I trust Google translated "My Way" correctly the way, with the Sinatran vibe it connotes. I think a very even-handed look at an historical figure who's often been characterized as a power-hungry madman, setting the record straight on his case against the aristocrats of Rome. Goldsworthy paints a vivid picture of Roman political life circa 1st century BCE, how it sat on a figurative powder keg bound to be lit by any number of cravenly ambitious men, and how the events of 49 BCE conspired to make Caesar the one who crosses the Rubicon. The book also excellently portrays Caesar's generation of peers coming of age during the Social Wars, the bloody Sullan/Marian civil wars and Spartacus' uprising, when many of the Republic's ancient checks and balances were irreparably damaged. No surprise many saw use of violent force the only way to power while others, haunted by the Sullan/Marian dictatorships' recurrence, doubled down on stamping out any attempt at one man gaining special powers at the expense of the public good.

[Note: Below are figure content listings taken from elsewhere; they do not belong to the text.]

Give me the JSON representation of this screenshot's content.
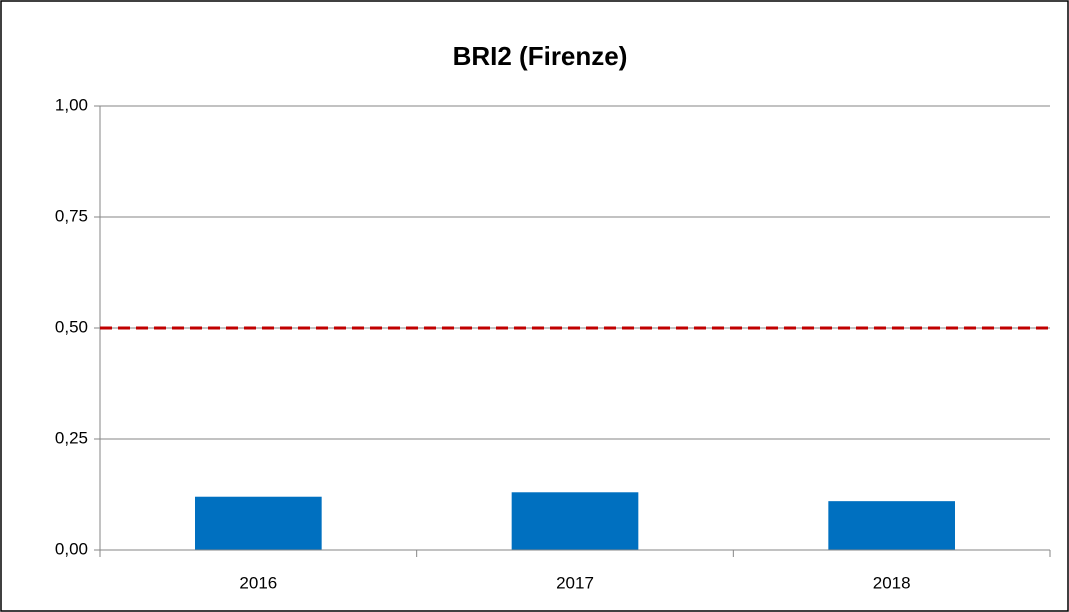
{
  "chart_data": {
    "type": "bar",
    "title": "BRI2 (Firenze)",
    "categories": [
      "2016",
      "2017",
      "2018"
    ],
    "values": [
      0.12,
      0.13,
      0.11
    ],
    "color": "#0070c0",
    "ylim": [
      0,
      1
    ],
    "yticks": [
      {
        "value": 0,
        "label": "0,00"
      },
      {
        "value": 0.25,
        "label": "0,25"
      },
      {
        "value": 0.5,
        "label": "0,50"
      },
      {
        "value": 0.75,
        "label": "0,75"
      },
      {
        "value": 1,
        "label": "1,00"
      }
    ],
    "grid": true,
    "reference_line": {
      "value": 0.5,
      "color": "#c00000"
    }
  }
}
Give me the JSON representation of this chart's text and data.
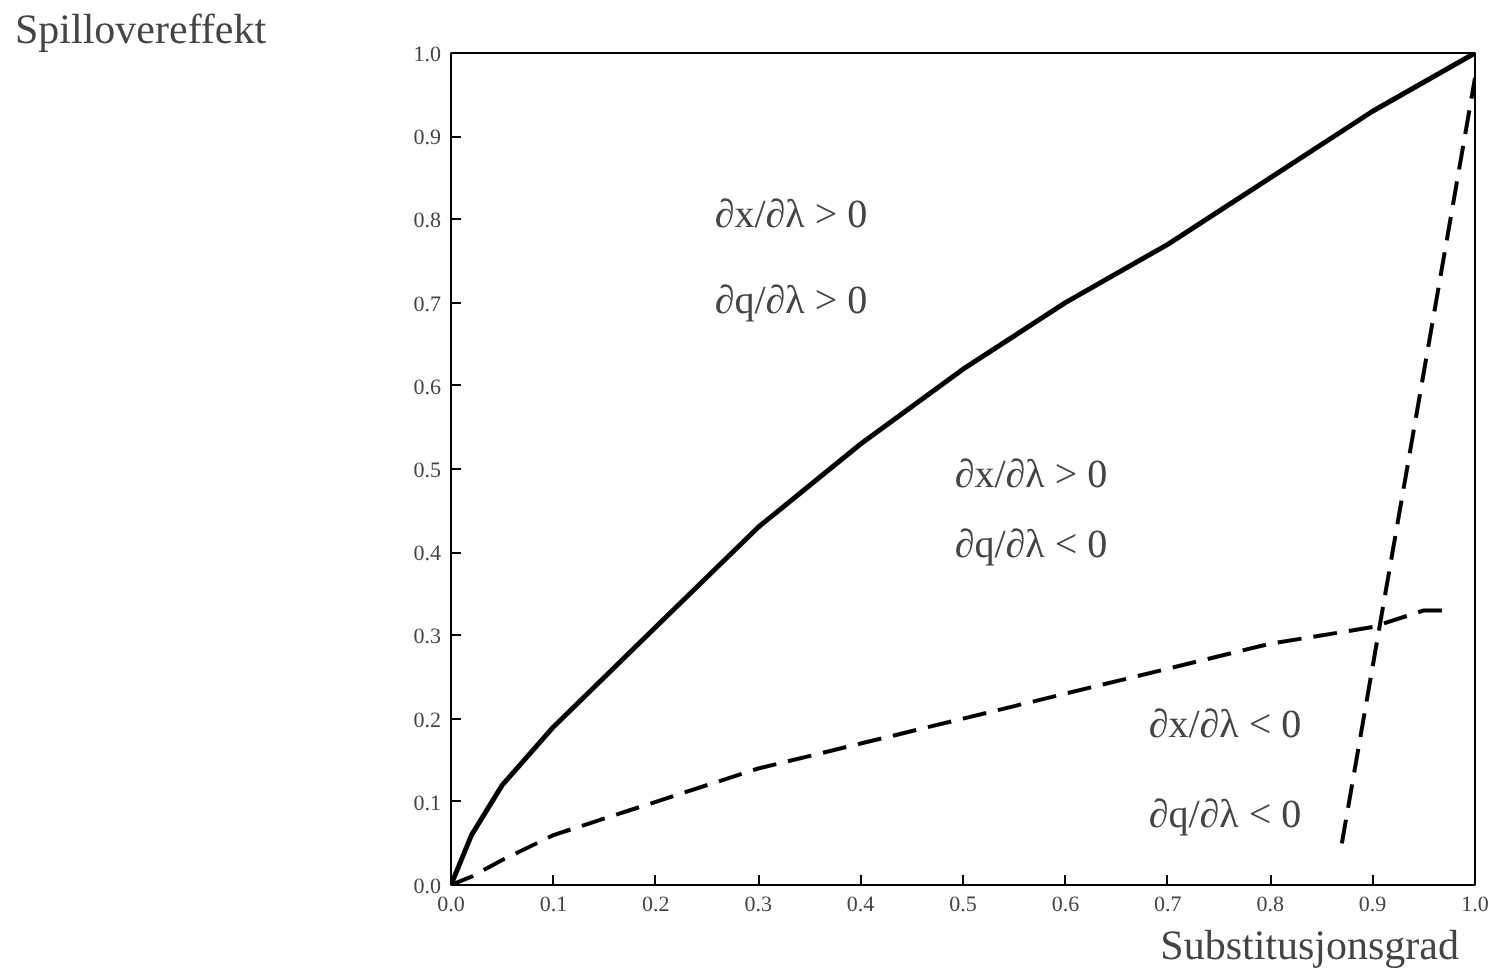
{
  "chart_data": {
    "type": "line",
    "xlabel": "Substitusjonsgrad",
    "ylabel": "Spillovereffekt",
    "xlim": [
      0,
      1
    ],
    "ylim": [
      0,
      1
    ],
    "xticks": [
      {
        "value": 0,
        "label": "0.0"
      },
      0.1,
      0.2,
      0.3,
      0.4,
      0.5,
      0.6,
      0.7,
      0.8,
      0.9,
      {
        "value": 1,
        "label": "1.0"
      }
    ],
    "yticks": [
      {
        "value": 0,
        "label": "0.0"
      },
      0.1,
      0.2,
      0.3,
      0.4,
      0.5,
      0.6,
      0.7,
      0.8,
      0.9,
      {
        "value": 1,
        "label": "1.0"
      }
    ],
    "grid": false,
    "marker": "none",
    "series": [
      {
        "color": "#000000",
        "line_style": "solid",
        "x": [
          0,
          0.02,
          0.05,
          0.1,
          0.2,
          0.3,
          0.4,
          0.5,
          0.6,
          0.7,
          0.8,
          0.9,
          1.0
        ],
        "values": [
          0,
          0.06,
          0.12,
          0.19,
          0.31,
          0.43,
          0.53,
          0.62,
          0.7,
          0.77,
          0.85,
          0.93,
          1.0
        ]
      },
      {
        "color": "#000000",
        "line_style": "dashed",
        "x": [
          0,
          0.02,
          0.05,
          0.1,
          0.2,
          0.3,
          0.4,
          0.5,
          0.6,
          0.7,
          0.8,
          0.9,
          0.95,
          0.97
        ],
        "values": [
          0,
          0.01,
          0.03,
          0.06,
          0.1,
          0.14,
          0.17,
          0.2,
          0.23,
          0.26,
          0.29,
          0.31,
          0.33,
          0.33
        ]
      },
      {
        "color": "#000000",
        "line_style": "dashed",
        "x": [
          0.87,
          1.0
        ],
        "values": [
          0.05,
          0.97
        ]
      }
    ],
    "annotations": [
      "∂x/∂λ > 0",
      "∂q/∂λ > 0",
      "∂x/∂λ > 0",
      "∂q/∂λ < 0",
      "∂x/∂λ < 0",
      "∂q/∂λ < 0"
    ]
  }
}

My only complaint (and this is due to my own laziness) is the middle third's concentration on the Gallic Wars. All those tribe names begin to sound the same after awhile and there's lots of talk about building camp and gathering supplies. I'm nitpicking really, b/c the Gallic campaigns are what forged Caesar the military genius- gave him his connection to his legions and in the process merely changed the couse of Western European history forever.
Derek Perkins narration is superb. Adrian Goldworthy's writing and research are superb.